Tuesday, February 08, 2005

Bush Budget: B.S.

CNB is not quite sure how you can claim financial accuracy in the creation of a budget when you omit your biggest expenses. CNB is all for fiscal responsibility, but at least put all the numbers in before determining your total.

The biggest problem? The budget omits most of the costs of war in Iraq, other than $459 million -- what makes this significant is that the $2.57 trillion budget proposal (for the fiscal year beginning Oct. 1) does not include new funding for the Iraq war, although the administration has said that it will request $81 billion in new spending for operations in Iraq and Afghanistan within a few days and will have to come back to Congress for more money in 2006. The rationale is that the funding is done via supplemental requests, and, therefore, need not be included in the budget.
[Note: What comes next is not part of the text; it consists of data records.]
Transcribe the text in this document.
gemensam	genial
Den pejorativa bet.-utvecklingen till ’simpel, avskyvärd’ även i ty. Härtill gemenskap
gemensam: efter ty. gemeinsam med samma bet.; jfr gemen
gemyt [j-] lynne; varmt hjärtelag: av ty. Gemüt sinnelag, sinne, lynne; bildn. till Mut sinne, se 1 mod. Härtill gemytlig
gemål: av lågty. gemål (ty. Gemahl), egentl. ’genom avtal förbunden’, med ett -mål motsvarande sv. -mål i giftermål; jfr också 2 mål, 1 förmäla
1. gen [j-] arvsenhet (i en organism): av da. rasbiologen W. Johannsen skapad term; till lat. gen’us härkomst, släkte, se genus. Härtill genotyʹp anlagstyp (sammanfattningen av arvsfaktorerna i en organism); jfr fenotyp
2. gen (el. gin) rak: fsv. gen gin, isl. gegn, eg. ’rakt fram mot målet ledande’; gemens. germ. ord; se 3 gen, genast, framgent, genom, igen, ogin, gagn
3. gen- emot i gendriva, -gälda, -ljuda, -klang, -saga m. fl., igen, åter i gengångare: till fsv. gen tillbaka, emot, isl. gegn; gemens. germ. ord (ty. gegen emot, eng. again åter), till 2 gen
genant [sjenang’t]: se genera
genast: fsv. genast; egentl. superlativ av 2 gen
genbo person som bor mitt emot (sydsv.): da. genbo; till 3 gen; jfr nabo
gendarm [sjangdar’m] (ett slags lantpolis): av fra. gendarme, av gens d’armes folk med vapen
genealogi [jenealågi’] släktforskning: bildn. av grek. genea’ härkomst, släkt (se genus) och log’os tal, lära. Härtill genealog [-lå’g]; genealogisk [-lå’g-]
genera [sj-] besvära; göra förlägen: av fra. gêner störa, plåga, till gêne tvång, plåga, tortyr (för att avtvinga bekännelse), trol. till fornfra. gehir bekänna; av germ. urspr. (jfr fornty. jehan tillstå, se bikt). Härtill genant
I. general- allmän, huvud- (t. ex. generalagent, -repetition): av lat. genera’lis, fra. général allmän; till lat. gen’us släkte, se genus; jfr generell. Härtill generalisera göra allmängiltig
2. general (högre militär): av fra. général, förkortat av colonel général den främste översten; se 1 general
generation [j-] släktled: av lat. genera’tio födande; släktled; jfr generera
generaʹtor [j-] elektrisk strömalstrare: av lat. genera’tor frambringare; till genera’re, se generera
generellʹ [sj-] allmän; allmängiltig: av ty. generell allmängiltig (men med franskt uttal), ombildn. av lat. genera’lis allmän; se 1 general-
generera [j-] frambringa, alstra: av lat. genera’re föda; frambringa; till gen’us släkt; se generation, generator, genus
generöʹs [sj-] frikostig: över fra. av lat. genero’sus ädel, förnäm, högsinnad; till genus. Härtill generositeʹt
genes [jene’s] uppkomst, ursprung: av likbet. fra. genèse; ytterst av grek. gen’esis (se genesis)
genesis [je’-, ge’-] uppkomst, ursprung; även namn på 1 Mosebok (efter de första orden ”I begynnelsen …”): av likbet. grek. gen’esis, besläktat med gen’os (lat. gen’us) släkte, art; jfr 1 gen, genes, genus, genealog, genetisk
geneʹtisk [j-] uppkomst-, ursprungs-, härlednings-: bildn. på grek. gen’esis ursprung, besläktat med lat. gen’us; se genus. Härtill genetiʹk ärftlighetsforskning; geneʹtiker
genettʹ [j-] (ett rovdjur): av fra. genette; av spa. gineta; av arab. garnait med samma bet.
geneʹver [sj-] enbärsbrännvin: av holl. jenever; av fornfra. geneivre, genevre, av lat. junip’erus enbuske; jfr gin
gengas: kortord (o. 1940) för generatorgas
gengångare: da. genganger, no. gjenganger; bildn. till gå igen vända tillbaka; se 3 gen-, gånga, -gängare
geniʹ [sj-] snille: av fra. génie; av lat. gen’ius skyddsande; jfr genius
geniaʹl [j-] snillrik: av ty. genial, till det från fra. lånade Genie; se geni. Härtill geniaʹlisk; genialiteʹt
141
Creative, but intellectually dishonest.

In addition, the budget omits the president’s plans for privatizing Social Security, which many analysts believe could cost the federal government up to $ 2 trillion. Bush further includes a request for a five-year freeze in domestic spending, though CNB wonders if this could be achieved if we weren't incurring over $5 billion a month in Iraq.

Pres. Bush said Monday, “It’s a budget that focuses on results.” Well, of course. The problem is, that "result" is the impression that the Administration is on track to cut the deficit in half by 2009 (as opposed to the actual cutting in half of the deficit). Hopefully, the smoke and mirrors will not fool the budget-conscious in Congress.